Figure 7. ILC2s mediated production of toxin B–specific antibodies, protecting against CDI reinfection.

ST2⁺ ILC2s (from uninfected IL-33 treated mice) were ex-vivo expanded, purified by flow-sorting, and adoptively transferred into ST2-KO mice. (A and B) Mice were pretreated with antibiotics and injected with 0.75 μg per dose per mouse of IL-33 in the gut 1 day after the adoptive transfer of 3 × 10⁵ ILC2s (n = 12) or saline (n = 12) per mouse. At day 16 after primary infection, plasma toxin B–specific (B) IgG was measured in plasma. (C–G) Mice were rechallenged with C. difficile on day 60. On day 70 (10 days after the second infection), (C–E), ILC2 was measured in the colon and MLN. (F and G) GC-TFH measured in the MLN (H) Day 70 representative epithelial damage (H&E) of treatment groups and (I) assessed by blinded scoring of infected tissue. Scale bars: 184.4 μm (left) and 114.3 μm (right). Depletion of ILC2 decreased toxin-specific antibodies in CDI; IL-33 (0.75 μg) was administered intraperitoneally from days –4 to 0 to R26-DTR^Nmur1 mice (n = 9) or littermate control R26-DTR mice (n = 9) (in which ILC2s lack DTR). Mice were then given intraperitoneal (i.p.) injections with diphtheria toxin (DT) on days –12, –9, –6, 1, and 8 after infection and infection was done with C. difficile strain R20291. (J) Experimental design; On day 15 after infection, ILC2 abundance and anti-TcdB antibodies were measured. (K) Density plot to show the depletion of ILC2s from the colon (L) Toxin-specific antibodies were measured in plasma and cecal content. A 2-tailed t test for normally distributed data and a Mann-Whitney test for nonnormally distributed data were used. (J) Šídák’s multiple comparisons test was used. *P < 0.05, **P < 0.01, and ***P < 0.001. The error bar indicates SEM.

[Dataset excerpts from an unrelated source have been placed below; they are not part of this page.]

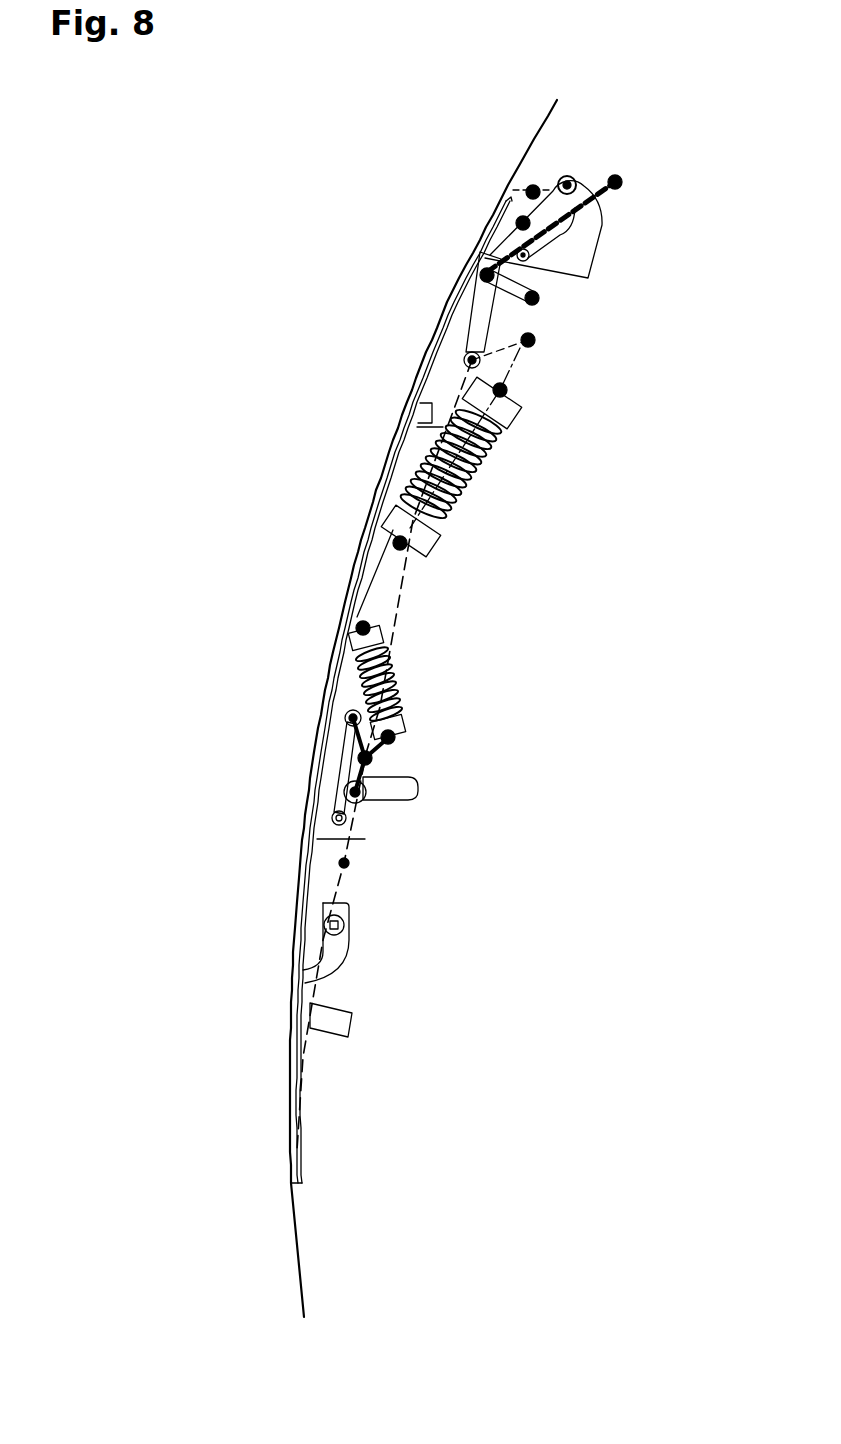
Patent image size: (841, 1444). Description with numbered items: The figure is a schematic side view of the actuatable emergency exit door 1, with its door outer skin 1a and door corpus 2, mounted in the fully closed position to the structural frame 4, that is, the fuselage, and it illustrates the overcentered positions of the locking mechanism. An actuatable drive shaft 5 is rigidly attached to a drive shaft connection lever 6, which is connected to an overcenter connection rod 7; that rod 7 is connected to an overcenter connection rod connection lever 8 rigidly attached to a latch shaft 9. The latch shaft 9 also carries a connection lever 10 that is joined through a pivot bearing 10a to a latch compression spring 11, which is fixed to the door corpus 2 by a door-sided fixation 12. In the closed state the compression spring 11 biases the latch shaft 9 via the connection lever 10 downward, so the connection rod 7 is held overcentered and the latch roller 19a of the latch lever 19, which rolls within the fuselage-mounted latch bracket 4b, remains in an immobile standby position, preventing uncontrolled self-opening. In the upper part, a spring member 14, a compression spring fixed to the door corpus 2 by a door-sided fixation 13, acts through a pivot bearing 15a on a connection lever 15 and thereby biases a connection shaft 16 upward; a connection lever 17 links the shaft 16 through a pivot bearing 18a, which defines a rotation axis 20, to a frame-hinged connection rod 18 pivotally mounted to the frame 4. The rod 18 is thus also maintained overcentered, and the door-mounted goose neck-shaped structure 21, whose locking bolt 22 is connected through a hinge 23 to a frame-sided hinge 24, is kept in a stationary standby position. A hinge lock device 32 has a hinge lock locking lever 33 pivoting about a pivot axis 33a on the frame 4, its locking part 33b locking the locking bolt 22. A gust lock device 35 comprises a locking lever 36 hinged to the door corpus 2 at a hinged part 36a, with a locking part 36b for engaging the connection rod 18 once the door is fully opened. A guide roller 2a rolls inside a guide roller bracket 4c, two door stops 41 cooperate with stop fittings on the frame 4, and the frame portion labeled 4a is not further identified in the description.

The actuatable emergency exit door 1 is at (252, 573).
The door outer skin 1a is at (312, 1066).
The door corpus 2 is at (381, 586).
The guide roller 2a is at (345, 927).
The structural frame 4 is at (546, 120).
The upper head of support member 4a is at (577, 280).
The latch bracket 4b is at (400, 812).
The guide roller bracket 4c is at (340, 972).
The actuatable drive shaft 5 is at (350, 868).
The drive shaft connection lever 6 is at (336, 850).
The overcenter connection rod 7 is at (338, 760).
The overcenter connection rod connection lever 8 is at (345, 713).
The latch shaft 9 is at (372, 762).
The connection lever 10 is at (390, 740).
The pivot bearing 10a is at (395, 735).
The latch compression spring 11 is at (395, 700).
The door-sided fixation 12 is at (366, 624).
The door-sided fixation 13 is at (406, 572).
The spring member 14 is at (470, 487).
The connection lever 15 is at (522, 415).
The pivot bearing 15a is at (505, 392).
The connection shaft 16 is at (508, 378).
The connection lever 17 is at (516, 392).
The frame-hinged connection rod 18 is at (520, 352).
The pivot bearing 18a is at (457, 348).
The latch lever 19 is at (348, 782).
The latch roller 19a is at (370, 803).
The rotation axis 20 is at (464, 361).
The door-mounted goose neck-shaped structure 21 is at (546, 257).
The locking bolt 22 is at (553, 173).
The hinge 23 is at (548, 190).
The frame-sided hinge 24 is at (513, 191).
The hinge lock device 32 is at (603, 164).
The hinge lock locking lever 33 is at (610, 190).
The pivot axis 33a is at (624, 166).
The locking part 33b is at (516, 223).
The gust lock device 35 is at (486, 291).
The locking lever 36 is at (547, 343).
The hinged part 36a is at (481, 272).
The locking part 36b is at (558, 312).
The door stop 41 is at (440, 425).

Figure 8. IL-33 is a biomarker for recurrent C. difficile infection in humans.

(A) Plasma IL-33 was measured in healthy controls (n = 17), patients with uncomplicated CDI (n = 39), and recurrent CDI (n = 12) (excluding 5 patients who died) within 8 weeks of diagnosis. (B) Recurrence-free survival among the patients with C. difficile infection (1A), grouped by serum IL-33 quartile (Wilcoxon P = 0.002). (C) IHC staining of IL-33 from colon tissue biopsies of patients without or with recurrence. Scale bars: 20 μm. The Kaplan–Meier method was used to measure recurrence-free survival curves and to evaluate the effects of IL-33 on risk for recurrent C. difficile infection. To account for competing risk against recurrent infection, death within the 8-week follow-up period was treated as a censoring event.*P < 0.05 and ***P < 0.001.